Comme le rapport entre la forme - qui est fermée - et le
contenu - qui est circulaire - s'avère contraire, le récit de La Mort difficile
connaît deux dimensions opposées: l'une, celle de son apparence structurale, reflète le
désir de l'absolu et du définitif alors que l'autre, celle du contenu, dément
impitoyablement l'idée de l'absolu en dévoilant le caractère illusoire: tout est un
leurre ici, que ce soit l'union vraiment idéale (Pierre-Bruggle), ou la solution vraiment
définitive (mort de Pierre).
Cette structure confère au récit un statut exceptionnel.

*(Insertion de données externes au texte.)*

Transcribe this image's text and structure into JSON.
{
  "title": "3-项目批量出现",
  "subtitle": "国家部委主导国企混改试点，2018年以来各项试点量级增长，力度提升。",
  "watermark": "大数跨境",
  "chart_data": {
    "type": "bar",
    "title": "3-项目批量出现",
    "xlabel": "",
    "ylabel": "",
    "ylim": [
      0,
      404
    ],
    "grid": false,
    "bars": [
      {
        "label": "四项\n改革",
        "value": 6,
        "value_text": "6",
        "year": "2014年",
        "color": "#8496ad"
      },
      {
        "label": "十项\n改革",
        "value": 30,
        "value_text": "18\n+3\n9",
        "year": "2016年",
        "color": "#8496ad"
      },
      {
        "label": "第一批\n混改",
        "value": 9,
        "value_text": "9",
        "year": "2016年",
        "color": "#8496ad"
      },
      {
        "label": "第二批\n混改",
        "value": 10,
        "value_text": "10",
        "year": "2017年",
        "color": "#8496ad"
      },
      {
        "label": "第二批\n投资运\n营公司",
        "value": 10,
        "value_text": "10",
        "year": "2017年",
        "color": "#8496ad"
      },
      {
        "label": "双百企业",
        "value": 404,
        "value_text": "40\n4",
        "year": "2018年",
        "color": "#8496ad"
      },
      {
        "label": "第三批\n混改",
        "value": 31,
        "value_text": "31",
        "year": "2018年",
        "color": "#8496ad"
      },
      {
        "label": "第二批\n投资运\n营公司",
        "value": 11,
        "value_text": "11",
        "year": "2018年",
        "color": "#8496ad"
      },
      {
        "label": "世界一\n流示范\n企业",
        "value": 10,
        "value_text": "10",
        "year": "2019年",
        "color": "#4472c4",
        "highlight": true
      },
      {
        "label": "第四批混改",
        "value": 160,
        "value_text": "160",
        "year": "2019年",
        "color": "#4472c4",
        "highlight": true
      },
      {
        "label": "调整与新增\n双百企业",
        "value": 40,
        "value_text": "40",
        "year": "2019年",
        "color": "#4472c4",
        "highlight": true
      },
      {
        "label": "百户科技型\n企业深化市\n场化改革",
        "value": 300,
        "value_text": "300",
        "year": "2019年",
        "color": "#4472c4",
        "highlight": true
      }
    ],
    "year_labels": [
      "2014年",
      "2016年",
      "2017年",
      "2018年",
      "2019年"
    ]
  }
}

Aucun autre roman de Crevel ne présente une composition comparable. Notre esquisse de ses
premiers récits laisse déjà deviner que la succession des textes doit être
irréversible. Ainsi, le récit succédant à La Mort difficile paraît sous
une forme plus libre et son contenu est caractérisé par une imagination définitivement débridée,
surréaliste. Si dans notre récit, le monde bourgeois des Dumont-Dufour parvient encore,
non seulement à tuer Pierre mais aussi à infecter le monde antibourgeois de Bruggle,
dans Babylone, ce même monde ne dispose plus d'un tel pouvoir. Au contraire, c'est
l'influence babylonienne qui fait se dégrader joyeusement un monde bourgeois dans lequel
précisément toutes les femmes, successivement, finissent par abandonner leur chasteté,
leur vertu et leur idéal bourgeois. On n'y retrouve que des anti-Mme Dumont-Dufour. René
Crevel fait donc face sur le plan littéraire à des conflits fondamentaux: à des
conflits existentiels qui constituent l'antagonisme des principes de l'esprit et du corps
(Diane et Bruggle) ainsi que celui de la mémoire (Mme Dumont-Dufour); à des conflits
culturels, moraux et dans un sens même politiques, mais assurément surréalistes et
représentés par l'opposition (du héros) à la bourgeoisie (Mme Dumont-Dufour); et aussi
à un conflit psychologique (dans la mesure où Mme Dumont-Dufour peut être considérée
comme le reflet littéraire (de Mme M. Crevel, la mère de l'auteur). Vu que Crevel
s'occupe de ces conflits dans ses premières manifestations littéraires et qu'il y met
fin par ses manifestations littéraires, fait dont témoignent la progressivité et
l'irréversibilité propres aux premiers récits crevéliens, nous pouvons conclure que
notre auteur a pris au sérieux le principe suivant:
"Le surréalisme ne s'écrit pas, ne se peint pas, il
se vit."
Car avec La Mort difficile, qui est peut-être son
expérimentation littéraire la plus risquée, René Crevel réalise, sur le plan de
l'écriture, un triomphe sur sa mère et sur la bourgeoisie auxquelles il sacrifie
pourtant son alter ego. Rappelons-nous que le personnage qui représente Mme M. Crevel, à
savoir Mme Dumont-Dufour, est le seul personnage qui soit impliqué à tous les
antagonismes susmentionnés (mémoire, bougeoisie, mère-adversaire). Le titre du
quatrième chapitre de La Mort difficile le confirme et Babylone en fournit
la preuve: la mort de l'alter ego de René Crevel est en effet synonyme de liberté.